Can Peripheral MicroRNA Expression Data Serve as Epigenomic (Upstream) Biomarkers of Alzheimer's Disease?

Alzheimer's disease (AD) is a progressive neurodegenerative disorder and the most common form of dementia. However, biomarkers that require testing in the brain tissue pose a formidable practical barrier to AD diagnostic innovation. MicroRNAs (miRNAs) are responsible for control of gene expression at the posttranscriptional level and are essential for the function of neuronal networks and neuronal survival. miRNA expression can impact the regulation of APP (amyloid beta A4 precursor protein), PSEN1 (presenilin 1), PSEN2 (presenilin 2), and BACE1 (beta-secretase 1) genes in the brain that were previously implicated in AD pathophysiology.
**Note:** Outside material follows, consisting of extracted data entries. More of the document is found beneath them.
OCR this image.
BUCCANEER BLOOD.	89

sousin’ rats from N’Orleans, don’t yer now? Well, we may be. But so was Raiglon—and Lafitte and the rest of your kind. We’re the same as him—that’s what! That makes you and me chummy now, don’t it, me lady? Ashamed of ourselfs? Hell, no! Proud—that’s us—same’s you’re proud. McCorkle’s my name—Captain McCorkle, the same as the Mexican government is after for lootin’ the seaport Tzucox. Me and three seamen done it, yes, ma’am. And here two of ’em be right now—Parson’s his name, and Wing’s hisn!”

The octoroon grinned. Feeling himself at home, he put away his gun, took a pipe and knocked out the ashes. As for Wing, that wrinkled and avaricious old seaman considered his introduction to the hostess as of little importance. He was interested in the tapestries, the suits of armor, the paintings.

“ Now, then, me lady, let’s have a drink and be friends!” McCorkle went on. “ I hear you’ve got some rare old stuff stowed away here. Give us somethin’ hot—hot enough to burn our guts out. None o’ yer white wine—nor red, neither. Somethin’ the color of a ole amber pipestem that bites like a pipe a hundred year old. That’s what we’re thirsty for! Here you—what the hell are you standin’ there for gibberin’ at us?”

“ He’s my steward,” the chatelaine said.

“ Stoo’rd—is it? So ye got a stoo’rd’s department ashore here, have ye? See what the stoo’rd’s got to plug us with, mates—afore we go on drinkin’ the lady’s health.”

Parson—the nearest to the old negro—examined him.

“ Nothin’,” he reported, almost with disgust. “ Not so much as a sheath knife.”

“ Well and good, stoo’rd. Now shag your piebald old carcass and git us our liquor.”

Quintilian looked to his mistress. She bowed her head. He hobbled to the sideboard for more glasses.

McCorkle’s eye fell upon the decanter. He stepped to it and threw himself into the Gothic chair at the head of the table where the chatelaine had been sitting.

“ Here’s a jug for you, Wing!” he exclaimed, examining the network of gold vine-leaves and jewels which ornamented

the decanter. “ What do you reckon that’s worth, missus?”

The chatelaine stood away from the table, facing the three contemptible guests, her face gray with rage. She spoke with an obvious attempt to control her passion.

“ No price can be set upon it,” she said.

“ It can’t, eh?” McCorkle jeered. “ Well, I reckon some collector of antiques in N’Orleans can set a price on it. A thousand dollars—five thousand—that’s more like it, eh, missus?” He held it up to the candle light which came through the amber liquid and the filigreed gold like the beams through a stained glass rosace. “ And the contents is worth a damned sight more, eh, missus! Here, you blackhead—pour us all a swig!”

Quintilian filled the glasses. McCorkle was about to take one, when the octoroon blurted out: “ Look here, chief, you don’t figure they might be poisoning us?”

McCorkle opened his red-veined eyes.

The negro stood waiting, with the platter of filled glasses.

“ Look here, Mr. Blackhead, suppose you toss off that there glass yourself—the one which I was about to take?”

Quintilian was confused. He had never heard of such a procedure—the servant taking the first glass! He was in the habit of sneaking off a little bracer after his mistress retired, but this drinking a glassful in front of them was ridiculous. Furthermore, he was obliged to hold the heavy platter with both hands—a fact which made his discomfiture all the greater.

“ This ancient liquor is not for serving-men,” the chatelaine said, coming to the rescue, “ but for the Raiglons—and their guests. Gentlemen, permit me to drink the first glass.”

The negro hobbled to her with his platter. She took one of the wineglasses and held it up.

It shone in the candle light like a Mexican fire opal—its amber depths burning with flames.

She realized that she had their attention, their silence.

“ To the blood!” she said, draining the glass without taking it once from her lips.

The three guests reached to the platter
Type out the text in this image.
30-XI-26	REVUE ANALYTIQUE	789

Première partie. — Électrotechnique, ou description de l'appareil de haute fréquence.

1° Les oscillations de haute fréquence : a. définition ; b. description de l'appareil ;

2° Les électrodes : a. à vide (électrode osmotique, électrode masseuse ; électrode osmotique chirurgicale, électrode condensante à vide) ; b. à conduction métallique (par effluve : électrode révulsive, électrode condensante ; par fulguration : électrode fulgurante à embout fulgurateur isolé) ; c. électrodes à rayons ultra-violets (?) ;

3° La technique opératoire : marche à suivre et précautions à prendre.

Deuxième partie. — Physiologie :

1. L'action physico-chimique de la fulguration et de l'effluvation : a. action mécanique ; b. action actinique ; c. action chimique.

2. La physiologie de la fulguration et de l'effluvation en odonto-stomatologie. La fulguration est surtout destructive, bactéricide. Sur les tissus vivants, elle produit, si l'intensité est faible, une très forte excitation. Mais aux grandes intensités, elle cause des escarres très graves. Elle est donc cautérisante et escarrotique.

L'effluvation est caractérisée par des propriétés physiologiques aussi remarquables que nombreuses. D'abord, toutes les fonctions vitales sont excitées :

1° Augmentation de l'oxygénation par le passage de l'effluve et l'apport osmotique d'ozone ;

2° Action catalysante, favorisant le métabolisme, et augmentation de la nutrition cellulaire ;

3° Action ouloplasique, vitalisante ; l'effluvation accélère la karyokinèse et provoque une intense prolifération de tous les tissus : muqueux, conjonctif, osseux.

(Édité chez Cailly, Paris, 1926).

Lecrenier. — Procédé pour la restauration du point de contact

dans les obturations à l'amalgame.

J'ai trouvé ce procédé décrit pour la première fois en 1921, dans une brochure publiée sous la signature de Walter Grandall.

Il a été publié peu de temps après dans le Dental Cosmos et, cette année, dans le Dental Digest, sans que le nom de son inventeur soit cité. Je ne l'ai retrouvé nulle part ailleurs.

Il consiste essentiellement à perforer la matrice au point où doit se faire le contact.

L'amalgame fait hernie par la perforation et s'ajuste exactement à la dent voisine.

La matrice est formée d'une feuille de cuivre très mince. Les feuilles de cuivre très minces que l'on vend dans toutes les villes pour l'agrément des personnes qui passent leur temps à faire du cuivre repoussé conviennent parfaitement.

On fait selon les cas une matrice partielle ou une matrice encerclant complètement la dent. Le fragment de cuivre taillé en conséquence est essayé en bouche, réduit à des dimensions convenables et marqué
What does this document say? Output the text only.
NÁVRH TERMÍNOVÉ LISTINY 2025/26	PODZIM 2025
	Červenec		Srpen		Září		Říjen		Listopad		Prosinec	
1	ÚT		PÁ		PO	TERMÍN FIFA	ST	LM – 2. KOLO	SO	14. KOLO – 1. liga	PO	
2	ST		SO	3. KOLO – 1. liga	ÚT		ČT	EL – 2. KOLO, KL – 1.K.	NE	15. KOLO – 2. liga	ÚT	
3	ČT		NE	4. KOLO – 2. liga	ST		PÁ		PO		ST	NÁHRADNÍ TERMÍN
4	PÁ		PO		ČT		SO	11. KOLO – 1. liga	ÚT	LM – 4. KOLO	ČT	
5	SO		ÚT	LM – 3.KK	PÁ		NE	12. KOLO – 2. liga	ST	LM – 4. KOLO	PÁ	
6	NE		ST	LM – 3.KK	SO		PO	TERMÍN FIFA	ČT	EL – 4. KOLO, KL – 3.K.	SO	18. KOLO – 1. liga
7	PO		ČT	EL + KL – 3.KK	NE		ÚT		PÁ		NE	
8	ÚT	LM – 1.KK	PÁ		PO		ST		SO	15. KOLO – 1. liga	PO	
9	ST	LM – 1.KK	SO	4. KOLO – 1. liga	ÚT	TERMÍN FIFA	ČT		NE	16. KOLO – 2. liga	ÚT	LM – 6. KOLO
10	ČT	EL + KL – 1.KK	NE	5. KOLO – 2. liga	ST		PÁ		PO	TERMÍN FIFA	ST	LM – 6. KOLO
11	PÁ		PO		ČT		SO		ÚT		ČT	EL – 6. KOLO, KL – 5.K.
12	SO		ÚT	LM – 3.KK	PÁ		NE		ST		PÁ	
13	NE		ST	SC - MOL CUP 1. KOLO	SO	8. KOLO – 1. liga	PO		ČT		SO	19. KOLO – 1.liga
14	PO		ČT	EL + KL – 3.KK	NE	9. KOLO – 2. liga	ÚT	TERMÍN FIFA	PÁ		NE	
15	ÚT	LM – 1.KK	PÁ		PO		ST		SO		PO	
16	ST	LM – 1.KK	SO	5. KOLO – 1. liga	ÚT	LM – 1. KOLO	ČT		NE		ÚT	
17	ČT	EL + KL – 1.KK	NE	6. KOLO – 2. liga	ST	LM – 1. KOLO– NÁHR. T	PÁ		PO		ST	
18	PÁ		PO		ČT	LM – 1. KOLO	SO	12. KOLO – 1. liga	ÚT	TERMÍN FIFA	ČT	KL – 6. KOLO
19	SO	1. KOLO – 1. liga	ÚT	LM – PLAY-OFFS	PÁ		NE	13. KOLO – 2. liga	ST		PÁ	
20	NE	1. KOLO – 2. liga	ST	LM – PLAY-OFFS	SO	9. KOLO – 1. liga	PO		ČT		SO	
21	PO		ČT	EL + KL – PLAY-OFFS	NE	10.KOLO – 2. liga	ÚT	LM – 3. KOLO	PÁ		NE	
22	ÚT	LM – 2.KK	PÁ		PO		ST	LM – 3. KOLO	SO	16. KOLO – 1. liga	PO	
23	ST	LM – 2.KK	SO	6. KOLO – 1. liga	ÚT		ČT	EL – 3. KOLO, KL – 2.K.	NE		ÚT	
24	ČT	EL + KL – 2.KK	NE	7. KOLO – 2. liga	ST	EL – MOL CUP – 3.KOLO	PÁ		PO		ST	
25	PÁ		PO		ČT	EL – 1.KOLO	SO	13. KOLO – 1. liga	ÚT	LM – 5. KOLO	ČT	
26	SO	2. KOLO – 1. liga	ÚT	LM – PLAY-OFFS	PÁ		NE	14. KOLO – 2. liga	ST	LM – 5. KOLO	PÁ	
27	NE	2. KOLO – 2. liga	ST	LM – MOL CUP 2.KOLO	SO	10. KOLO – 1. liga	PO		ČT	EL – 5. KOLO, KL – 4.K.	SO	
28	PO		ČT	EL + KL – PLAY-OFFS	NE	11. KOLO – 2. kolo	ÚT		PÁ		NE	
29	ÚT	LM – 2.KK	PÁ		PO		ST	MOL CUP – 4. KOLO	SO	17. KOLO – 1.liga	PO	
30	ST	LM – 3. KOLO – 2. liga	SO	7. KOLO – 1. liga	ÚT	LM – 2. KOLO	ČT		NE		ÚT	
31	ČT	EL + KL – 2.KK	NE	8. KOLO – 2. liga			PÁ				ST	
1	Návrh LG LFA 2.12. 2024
Little is known, however, on the extent to which peripheral tissue (e.g., whole blood) miRNA variation might offer clinical predictive value for AD. Moreover, few studies have examined multiple peripheral miRNA expression data at the same time. We report here, to the best of our knowledge, the first whole-blood-based and parallel study of seven miRNAs (hsa-miR-9-5p, hsa-miR-29a-3p, hsa-miR-106a-5p, hsa-miR-106b-5p, hsa-miR-107, hsa-miR-125a-3p, and hsa-miR-125b-5p) in relation to AD susceptibility. Notably, these miRNAs are situated "upstream" to the genes implicated in AD. We measured the whole-blood miRNA expression by a real-time polymerase chain reaction in a large study sample (n = 281), comprising patients with AD (n = 172) and healthy controls (n = 109). A reduction in whole-blood expression of hsa-miR-9-5p, hsa-miR-106a-5p, hsa-miR-106b-5p, and hsa-miR-107 was significantly associated with an increased risk of AD (p < 0.05). Notably, after receiver operating characteristics curve analyses, hsa-miR-106a-5p displayed, as a predictor variable, 93% specificity and 68% sensitivity. On the other hand, the expression of hsa-miR-29a-3p, hsa-miR-125a-3p, and hsa-miR-125b-5p was not significantly different between patients and controls (p > 0.05). In conclusion, these observations warrant replication in larger samples while making a contribution to translational research, precision medicine, and biomarker literatures, by expanding the current efforts for AD diagnostic innovation to the realm of epigenomic pathways such as miRNA expression variation among patients.